While relatively small compared to the market for sports drinks, there were still 18 distinct gel manufacturers in the United States in 2014, according to a website called Energy Gel Central. (The fact that such a site exists is both impressive and scary.)
In each case, the makers and marketers were looking for, and promising, an edge to the average athlete looking to be above average relative to his or her peers. In any regular running or cycling group, and in the pages of the magazines and websites devoted to each sport, there’s constant talk about hydration and nutrition. It’s the source of pre-race sleepless nights, and fodder for post-race post-mortems. Too few fluids (or too many), the wrong food (or the wrong amount) all are valid reasons for not reaching one’s race-day goals. Constant experimentation is the norm.
As 2015 drew to a close, Moelis’ Kapoor was spending more time looking at the food section of the health and wellness ecosystem. She knows investors are looking for big markets and a huge part of the shift to a healthier lifestyle involves more awareness of what we’re putting in our bodies; in meetings with companies she frequently hears words like fresh, clean, transparent. “It’s an active space, and a massive category,” she says.
While still focused on the body, Chip Wilson is also intrigued by the mind. Wilson is an investor in whil.com, a website meant to bring meditation to the masses, in bite-sized chunks. Its tagline: everything’s gonna be alright. A subscription-based service, the website and associated app deliver tailored, brief meditations meant to relieve stress, help you sleep better, improve your relationships, and boost creativity.
Wilson is especially interested in mindfulness in the workplace, keying off his experience building distinct employee cultures that not only acknowledge, but celebrate, the everyday blurring of lines between our lives and our work. It’s also an acknowledgement that while we focus so much on our bodies, it’s our minds that may need even more attention.

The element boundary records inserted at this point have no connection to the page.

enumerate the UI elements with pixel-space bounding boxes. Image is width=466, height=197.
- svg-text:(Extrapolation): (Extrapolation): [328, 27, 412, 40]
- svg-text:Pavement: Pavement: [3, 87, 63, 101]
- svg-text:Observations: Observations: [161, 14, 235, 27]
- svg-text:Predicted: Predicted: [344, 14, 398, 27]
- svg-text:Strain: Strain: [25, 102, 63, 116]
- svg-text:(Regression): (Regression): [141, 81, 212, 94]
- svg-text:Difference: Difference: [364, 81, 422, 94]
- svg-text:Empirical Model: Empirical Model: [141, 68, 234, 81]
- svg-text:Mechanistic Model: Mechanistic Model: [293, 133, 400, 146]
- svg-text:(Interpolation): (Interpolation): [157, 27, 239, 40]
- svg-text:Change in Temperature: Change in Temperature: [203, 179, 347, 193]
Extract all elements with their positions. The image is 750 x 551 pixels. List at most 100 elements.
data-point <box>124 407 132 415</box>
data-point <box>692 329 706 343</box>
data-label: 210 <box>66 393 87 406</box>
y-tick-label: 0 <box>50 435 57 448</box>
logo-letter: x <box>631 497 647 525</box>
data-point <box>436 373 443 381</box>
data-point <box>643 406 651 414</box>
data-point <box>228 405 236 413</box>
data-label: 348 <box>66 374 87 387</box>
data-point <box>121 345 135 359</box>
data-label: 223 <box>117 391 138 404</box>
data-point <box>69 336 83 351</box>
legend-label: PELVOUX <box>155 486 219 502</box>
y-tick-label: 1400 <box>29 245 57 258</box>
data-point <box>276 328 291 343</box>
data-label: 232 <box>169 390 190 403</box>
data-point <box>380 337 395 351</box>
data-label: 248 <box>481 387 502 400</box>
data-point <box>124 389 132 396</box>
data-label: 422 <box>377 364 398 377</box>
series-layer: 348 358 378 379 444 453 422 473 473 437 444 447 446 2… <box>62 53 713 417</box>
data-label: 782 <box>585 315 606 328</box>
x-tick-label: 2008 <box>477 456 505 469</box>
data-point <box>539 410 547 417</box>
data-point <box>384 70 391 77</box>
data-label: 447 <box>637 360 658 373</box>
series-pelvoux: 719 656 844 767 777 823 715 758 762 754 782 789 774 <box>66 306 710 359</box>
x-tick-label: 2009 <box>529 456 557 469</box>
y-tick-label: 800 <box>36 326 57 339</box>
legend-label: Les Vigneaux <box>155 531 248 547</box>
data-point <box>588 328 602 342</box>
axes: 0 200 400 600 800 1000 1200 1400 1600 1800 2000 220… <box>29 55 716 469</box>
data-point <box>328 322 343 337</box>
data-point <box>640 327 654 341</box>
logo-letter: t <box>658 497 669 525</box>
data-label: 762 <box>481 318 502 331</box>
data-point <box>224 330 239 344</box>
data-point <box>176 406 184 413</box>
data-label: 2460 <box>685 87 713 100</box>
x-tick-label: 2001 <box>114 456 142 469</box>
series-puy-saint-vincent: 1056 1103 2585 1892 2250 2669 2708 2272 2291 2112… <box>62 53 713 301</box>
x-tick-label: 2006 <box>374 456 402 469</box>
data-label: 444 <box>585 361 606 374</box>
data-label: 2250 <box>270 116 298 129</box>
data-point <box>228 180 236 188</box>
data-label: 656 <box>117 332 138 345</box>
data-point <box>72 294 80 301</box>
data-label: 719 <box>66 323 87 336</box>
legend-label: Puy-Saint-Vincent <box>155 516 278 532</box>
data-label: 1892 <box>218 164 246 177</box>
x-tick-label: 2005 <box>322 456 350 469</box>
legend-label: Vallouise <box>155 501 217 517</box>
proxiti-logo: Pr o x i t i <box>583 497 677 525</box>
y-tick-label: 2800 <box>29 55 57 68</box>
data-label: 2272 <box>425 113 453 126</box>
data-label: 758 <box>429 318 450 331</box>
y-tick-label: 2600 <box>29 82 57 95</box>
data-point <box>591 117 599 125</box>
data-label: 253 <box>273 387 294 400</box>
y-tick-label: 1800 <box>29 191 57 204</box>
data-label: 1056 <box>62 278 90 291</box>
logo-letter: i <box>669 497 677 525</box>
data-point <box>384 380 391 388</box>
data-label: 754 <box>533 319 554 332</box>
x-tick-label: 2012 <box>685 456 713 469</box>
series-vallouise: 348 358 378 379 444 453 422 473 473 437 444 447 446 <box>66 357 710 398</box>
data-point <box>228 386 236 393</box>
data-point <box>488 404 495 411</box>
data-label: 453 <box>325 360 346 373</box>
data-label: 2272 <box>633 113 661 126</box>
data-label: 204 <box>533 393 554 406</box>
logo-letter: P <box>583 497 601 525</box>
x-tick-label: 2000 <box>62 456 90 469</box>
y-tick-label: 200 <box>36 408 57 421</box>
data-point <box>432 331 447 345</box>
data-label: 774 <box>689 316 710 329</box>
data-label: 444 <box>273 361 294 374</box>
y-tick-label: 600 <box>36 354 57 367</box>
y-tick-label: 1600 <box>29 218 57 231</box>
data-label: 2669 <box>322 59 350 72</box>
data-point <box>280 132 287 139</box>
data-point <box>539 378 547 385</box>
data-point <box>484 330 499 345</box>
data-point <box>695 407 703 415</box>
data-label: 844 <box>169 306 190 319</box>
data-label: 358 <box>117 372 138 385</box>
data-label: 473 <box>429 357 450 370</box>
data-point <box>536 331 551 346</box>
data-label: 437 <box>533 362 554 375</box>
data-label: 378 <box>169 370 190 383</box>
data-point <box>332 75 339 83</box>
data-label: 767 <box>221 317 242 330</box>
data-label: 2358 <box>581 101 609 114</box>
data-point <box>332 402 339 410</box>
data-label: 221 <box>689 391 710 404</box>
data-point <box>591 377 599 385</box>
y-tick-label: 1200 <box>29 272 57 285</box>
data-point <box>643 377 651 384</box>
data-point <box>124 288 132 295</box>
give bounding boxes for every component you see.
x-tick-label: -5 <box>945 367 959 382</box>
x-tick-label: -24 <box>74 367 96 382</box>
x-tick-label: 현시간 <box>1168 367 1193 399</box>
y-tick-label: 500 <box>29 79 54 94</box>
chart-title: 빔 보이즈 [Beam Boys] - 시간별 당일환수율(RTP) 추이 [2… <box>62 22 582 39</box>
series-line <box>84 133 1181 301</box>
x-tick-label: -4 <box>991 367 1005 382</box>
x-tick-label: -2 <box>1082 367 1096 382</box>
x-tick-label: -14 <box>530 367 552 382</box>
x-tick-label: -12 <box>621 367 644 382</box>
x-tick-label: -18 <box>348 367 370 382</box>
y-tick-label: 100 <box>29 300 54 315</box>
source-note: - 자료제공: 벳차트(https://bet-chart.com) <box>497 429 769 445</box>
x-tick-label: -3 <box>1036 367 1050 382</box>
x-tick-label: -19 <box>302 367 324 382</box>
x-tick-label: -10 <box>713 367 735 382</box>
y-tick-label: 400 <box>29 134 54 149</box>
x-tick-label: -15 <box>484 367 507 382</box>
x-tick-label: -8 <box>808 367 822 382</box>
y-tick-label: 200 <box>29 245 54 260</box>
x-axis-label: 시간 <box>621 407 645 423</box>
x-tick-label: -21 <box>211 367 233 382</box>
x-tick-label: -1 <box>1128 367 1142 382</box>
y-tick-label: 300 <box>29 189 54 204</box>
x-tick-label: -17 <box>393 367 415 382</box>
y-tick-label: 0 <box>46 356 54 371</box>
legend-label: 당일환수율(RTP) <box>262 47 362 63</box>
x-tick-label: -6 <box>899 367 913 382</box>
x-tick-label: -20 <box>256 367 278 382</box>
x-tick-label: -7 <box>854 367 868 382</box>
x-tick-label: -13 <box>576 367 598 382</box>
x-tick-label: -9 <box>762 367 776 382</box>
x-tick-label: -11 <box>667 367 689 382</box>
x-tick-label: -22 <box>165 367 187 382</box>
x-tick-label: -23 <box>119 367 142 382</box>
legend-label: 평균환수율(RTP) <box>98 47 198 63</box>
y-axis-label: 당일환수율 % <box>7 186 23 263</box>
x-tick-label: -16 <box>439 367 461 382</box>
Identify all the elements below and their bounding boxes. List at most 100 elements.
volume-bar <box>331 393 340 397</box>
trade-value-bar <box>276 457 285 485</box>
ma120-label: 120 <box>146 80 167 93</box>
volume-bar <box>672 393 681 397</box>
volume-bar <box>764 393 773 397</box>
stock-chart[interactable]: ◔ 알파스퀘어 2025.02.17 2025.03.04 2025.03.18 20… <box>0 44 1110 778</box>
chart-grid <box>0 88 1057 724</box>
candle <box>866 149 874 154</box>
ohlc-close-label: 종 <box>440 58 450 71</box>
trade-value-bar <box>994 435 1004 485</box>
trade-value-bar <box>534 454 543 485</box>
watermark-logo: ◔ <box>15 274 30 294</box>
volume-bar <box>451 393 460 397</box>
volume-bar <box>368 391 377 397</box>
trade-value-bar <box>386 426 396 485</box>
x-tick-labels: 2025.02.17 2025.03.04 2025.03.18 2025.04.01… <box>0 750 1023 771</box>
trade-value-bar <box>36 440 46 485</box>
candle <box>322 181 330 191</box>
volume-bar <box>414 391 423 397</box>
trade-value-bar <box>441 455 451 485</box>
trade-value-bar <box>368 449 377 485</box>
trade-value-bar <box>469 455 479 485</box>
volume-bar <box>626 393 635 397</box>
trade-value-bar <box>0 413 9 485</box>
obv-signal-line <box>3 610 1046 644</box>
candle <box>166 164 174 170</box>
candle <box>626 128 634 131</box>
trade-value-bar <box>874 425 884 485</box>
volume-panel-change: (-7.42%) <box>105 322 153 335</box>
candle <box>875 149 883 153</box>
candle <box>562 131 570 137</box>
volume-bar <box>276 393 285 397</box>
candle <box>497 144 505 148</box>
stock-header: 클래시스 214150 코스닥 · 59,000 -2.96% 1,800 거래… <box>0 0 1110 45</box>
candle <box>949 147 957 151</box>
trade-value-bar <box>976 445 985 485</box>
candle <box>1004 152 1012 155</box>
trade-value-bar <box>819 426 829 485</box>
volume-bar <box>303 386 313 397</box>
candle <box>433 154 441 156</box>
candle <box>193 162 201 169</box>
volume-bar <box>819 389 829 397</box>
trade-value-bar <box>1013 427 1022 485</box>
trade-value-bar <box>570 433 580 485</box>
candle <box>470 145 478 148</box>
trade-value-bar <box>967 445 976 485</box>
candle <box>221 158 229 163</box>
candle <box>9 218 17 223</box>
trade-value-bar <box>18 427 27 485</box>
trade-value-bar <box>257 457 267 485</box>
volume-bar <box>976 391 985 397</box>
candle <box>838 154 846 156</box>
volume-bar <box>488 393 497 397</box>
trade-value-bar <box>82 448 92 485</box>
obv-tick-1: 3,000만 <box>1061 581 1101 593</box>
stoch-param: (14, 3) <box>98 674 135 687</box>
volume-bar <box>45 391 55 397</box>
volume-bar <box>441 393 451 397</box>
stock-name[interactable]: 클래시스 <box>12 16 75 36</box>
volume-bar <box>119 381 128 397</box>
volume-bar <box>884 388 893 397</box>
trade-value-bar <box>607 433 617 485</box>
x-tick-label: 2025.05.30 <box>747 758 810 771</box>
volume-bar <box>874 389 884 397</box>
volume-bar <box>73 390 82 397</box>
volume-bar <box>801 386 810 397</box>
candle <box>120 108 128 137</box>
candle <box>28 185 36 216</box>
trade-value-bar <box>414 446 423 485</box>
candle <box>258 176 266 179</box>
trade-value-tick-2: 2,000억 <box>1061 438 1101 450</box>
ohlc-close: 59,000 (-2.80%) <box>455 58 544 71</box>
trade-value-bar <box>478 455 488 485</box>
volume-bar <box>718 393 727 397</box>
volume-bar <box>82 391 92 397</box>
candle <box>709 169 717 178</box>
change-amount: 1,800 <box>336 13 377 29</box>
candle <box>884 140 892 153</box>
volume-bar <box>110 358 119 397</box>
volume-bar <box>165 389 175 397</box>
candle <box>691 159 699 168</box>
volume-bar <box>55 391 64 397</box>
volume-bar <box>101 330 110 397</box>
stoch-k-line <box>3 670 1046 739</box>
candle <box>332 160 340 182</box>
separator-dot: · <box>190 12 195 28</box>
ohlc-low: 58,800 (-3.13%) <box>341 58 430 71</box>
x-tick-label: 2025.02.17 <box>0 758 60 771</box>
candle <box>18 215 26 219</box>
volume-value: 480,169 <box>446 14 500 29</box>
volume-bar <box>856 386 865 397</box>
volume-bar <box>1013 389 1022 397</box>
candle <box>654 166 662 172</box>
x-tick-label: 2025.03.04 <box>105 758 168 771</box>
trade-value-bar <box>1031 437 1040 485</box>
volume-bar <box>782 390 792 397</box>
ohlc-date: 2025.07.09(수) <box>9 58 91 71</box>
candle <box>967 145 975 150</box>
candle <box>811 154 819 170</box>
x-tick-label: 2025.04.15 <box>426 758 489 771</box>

Having spent years encouraging his teams to be active, Wilson is now using the Kit + Ace staff as a test case for whil in the workplace. Most meetings start with a meditation grabbed from the site, lasting from one minute to 10. For Wilson, it’s a reflection of his own evolution. “I used to be able to satisfy myself with a 10-K in the morning,” he says. “Now that’s not enough to keep me focused throughout the day.” The ability to drop meditative sessions into the workday sets him, and he says his colleagues, to be more successful.
The focus on physical fitness leads, it seems, to a deeper search for meaning. And that helps explain why the ancient practice of yoga moved from the fringe to the mainstream and into a starring role in the new economy of mind and body.